May 17, 2011
Assuring homes for people with HIV can help us prevent the spread of the virus.
Last week, scientists announced the findings of a groundbreaking study that shows that HIV-positive people drastically reduce the risk of passing the virus to a partner if they begin antiretrovirals while they are still healthy.
The findings of the trial, known as HPTN 052, make a convincing argument for treating people with antiretrovirals early in their diagnosis. Incidentally, the results of the study also make a powerful argument for guaranteed early access to another type of treatment -- housing.
Years of research show that people connected to a stable home are significantly more likely to be linked to care, and thus, to the medications that can halt transmission and protect public health.
We know that without a bed for rest, a refrigerator to store medicine, or a kitchen to prepare meals, it's incredibly difficult -- if not impossible -- to adhere to the burdensome prescription regimen that accompanies life with HIV/AIDS. For those without a home who also battle co-occurring disabilities like mental illness and substance use, sticking to a prescription schedule can be an insurmountable task.

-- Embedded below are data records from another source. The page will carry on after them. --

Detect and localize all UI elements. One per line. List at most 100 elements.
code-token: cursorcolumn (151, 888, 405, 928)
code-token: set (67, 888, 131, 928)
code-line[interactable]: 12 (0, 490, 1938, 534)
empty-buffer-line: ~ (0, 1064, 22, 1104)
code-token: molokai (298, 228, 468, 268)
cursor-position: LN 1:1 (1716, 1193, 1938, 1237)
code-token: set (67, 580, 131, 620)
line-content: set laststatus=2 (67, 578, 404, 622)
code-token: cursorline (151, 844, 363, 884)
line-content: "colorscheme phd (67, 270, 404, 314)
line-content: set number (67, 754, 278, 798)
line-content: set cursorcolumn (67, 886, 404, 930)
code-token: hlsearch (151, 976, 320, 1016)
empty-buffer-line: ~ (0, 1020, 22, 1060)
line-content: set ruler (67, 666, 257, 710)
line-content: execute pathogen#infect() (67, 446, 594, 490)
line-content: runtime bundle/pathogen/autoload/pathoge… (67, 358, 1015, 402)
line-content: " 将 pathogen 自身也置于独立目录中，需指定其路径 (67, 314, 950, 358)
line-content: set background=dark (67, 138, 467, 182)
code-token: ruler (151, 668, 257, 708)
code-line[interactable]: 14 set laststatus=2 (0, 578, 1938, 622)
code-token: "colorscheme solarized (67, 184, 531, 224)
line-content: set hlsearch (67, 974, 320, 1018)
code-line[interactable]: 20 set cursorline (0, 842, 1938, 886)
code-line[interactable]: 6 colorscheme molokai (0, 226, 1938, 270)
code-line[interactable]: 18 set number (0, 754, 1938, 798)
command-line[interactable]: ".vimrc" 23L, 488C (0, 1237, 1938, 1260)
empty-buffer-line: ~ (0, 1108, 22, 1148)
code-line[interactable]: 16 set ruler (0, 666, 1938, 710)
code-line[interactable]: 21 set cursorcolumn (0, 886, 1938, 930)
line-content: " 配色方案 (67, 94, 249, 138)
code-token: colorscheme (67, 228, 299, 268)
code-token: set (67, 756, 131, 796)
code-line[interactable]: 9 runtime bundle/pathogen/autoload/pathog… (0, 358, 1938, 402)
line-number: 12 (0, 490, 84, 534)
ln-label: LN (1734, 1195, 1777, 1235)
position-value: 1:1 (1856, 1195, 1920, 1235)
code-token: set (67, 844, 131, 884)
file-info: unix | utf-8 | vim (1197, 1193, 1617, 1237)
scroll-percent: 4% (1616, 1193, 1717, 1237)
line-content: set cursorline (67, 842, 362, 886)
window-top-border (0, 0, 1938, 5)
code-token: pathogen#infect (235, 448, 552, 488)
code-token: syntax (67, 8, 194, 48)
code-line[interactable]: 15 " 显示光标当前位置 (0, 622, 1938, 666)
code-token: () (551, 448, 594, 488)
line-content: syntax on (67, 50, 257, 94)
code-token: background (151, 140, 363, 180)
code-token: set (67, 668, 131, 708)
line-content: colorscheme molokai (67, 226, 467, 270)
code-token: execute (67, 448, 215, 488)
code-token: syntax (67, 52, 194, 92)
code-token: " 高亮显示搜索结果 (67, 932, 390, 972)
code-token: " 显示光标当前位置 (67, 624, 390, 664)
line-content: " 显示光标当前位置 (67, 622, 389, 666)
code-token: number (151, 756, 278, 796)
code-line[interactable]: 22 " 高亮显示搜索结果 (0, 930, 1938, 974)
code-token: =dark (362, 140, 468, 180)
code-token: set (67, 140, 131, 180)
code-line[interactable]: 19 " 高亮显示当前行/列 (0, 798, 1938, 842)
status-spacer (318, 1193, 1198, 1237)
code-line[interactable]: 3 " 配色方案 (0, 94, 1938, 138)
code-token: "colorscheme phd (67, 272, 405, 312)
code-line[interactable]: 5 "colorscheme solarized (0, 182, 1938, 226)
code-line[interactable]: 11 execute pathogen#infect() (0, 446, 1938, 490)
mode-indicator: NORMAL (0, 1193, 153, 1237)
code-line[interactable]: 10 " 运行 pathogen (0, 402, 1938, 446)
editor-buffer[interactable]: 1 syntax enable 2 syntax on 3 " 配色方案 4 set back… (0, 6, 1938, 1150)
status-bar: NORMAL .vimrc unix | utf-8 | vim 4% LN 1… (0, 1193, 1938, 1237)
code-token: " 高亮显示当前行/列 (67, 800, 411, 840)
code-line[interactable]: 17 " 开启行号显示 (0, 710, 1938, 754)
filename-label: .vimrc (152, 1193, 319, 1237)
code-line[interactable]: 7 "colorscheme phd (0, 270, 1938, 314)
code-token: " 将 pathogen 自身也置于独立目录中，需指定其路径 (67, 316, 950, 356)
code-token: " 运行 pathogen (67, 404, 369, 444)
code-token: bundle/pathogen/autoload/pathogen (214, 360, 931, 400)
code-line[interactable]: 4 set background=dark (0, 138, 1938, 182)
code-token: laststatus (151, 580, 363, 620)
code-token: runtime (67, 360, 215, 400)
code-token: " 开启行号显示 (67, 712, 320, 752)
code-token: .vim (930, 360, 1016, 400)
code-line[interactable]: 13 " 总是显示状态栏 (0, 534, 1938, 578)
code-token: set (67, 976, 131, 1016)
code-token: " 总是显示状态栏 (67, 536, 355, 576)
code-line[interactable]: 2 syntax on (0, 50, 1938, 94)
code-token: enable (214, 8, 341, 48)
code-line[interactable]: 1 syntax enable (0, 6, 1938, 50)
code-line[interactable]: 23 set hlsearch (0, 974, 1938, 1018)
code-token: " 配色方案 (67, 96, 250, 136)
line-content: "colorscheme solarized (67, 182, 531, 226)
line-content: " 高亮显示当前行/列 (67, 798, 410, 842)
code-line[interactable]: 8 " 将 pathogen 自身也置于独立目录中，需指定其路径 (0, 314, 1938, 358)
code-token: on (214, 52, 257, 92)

Despite the undeniable link between housing and antiretroviral adherence, however, funding and support for housing-as-treatment continue to lag in this country. Housing is the greatest unmet need of Americans living with HIV/AIDS, according to the National AIDS Housing Coalition. Today, according to NAHC, there are 140,000 families with HIV that lack a stable home.
Which is why, for those who have spent years pushing housing as a data-proven, cost-efficient method for treatment and prevention, the results of the clinical trial represent a powerful advocacy tool.
"[The study] is another piece of the puzzle," said NAHC's Lauren Nussbaum. "Housing links to treatment and treatment links to prevention. So if we can get a person into housing and then into treatment faster, it's good not only for the individual, but for society as a whole."
The results of the trial show that participants with HIV were 96 percent less likely to transmit the virus to their partners if they were taking antiretrovirals immediately following HIV diagnosis. Run by the National Institute of Allergy and Infectious Diseases and the University of North Carolina, the study involved 1,763 couples in 13 cities on four continents.
Scientists have conducted previous studies that demonstrated that starting drug treatment immediately after diagnosis can prevent HIV tranmission. This is the first evidence, however, from a randomized clinical trial, considered the gold standard in medical research.